Team Phoenix, a group of students from Lafayette whose ages range from 11 to 14, claimed one of two runner-up awards in the recent Global Innovation competition in Washington, D.C.
Their Floating Island Sustainable Habitat, or FISH, project was one of 20 semifinalists selected from 130 submissions from 29 countries.
It consists of a grid of interlocking, floating panels made of biodegradable plastic. The porous network supports root growth and holds plants that absorb nutrients. Excess nutrients can cause dead zones, such as one in the Gulf of Mexico.
Dr. Doug Williams, a professor of education who coaches Team Phoenix at UL Lafayette’s Center for Innovative Learning and Assessment Technologies, said the honor carries a $5,000 prize.
The money will enable students to improve the device, for which they have filed a provisional patent application. Team Phoenix will build additional prototypes, file a full patent application and work on a downloadable application for the project, Williams said.

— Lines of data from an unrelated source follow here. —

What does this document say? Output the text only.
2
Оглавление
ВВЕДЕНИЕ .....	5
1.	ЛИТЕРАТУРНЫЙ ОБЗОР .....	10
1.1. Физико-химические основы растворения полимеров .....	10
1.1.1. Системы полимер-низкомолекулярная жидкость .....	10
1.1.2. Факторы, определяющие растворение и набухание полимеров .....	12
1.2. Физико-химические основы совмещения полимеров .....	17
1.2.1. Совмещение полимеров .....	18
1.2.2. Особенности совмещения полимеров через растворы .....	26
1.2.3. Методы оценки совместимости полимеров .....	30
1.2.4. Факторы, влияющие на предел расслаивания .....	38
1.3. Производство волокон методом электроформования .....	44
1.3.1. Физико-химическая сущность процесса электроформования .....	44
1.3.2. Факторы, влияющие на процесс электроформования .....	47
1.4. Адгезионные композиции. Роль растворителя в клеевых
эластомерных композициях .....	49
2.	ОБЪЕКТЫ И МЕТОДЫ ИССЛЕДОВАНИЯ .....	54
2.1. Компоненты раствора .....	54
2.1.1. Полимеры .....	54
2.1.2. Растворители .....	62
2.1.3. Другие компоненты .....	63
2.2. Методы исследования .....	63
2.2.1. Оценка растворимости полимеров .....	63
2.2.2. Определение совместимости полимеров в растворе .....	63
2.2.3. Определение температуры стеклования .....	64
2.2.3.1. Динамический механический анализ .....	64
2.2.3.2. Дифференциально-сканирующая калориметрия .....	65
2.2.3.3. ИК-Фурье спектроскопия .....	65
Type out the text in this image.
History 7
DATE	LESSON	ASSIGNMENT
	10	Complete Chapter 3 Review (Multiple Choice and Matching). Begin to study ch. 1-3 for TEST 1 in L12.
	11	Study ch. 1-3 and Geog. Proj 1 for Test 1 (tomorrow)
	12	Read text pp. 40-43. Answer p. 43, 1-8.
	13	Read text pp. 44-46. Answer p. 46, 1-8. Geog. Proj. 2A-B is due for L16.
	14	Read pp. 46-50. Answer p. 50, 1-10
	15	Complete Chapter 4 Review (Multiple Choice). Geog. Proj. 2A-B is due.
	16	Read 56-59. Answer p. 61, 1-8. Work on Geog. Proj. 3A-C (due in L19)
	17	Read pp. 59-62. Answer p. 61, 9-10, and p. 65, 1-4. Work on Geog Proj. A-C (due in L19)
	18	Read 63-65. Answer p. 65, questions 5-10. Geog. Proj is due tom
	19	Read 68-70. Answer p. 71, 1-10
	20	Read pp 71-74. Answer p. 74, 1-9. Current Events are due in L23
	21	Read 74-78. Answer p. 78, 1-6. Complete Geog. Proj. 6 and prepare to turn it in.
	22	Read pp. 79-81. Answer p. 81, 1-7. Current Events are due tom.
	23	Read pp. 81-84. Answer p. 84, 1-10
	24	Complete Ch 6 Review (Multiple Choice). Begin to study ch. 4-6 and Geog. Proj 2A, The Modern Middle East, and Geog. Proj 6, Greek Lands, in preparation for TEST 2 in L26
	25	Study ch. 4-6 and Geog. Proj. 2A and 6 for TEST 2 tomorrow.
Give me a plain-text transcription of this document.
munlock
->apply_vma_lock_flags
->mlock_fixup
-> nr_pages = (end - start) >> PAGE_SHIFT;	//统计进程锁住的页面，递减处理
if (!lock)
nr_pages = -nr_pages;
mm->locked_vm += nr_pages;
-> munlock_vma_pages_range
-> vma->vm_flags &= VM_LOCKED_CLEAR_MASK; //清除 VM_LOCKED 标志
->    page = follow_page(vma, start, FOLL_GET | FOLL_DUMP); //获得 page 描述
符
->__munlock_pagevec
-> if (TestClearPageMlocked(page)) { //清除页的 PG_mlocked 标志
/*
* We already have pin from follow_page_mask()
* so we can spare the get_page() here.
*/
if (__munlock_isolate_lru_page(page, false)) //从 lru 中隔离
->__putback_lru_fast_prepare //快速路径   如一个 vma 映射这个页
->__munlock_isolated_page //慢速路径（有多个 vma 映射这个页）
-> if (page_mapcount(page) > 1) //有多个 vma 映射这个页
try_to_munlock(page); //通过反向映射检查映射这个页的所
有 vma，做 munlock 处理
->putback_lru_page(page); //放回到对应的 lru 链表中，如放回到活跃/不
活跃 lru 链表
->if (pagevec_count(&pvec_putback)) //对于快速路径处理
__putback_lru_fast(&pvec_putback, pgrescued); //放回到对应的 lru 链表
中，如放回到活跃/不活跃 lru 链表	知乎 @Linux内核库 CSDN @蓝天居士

The students developed FISH with feedback from UL Lafayette professors in disciplines such as architecture, biology, chemistry, engineering and design. They also tapped the expertise of industry professionals, such as mechanical engineers.
Team Phoenix members include: Benjamin Chopin, 14; Jacob Landreneau, 14; Jack MacFadyen, 11; Miguel Pagán, 12; Aaron Williams, 13; and Joseph Williams, 11. All students are from Lafayette. Aaron Williams attends John Paul the Great Academy. The other students are homeschooled. Past team members Francisco Pagán, 16, who is homeschooled, and Caleb Williams, 16, who attends John Paul the Great Academy, helped mentor this year’s team.
Learn more about the project at FISH3D.biz
Learn more about the Global Innovation competition, which is sponsored by First Lego League, at http://www.firstlegoleague.org/
Shown, from left: Miguel Pagán, Joseph Williams and Aaron Williams test a prototype for their Floating Island Sustainable Habitat, or FISH. The young students, who are mentored at UL Lafayette, created the device to combat dead zones that wipe out marine life and habitat.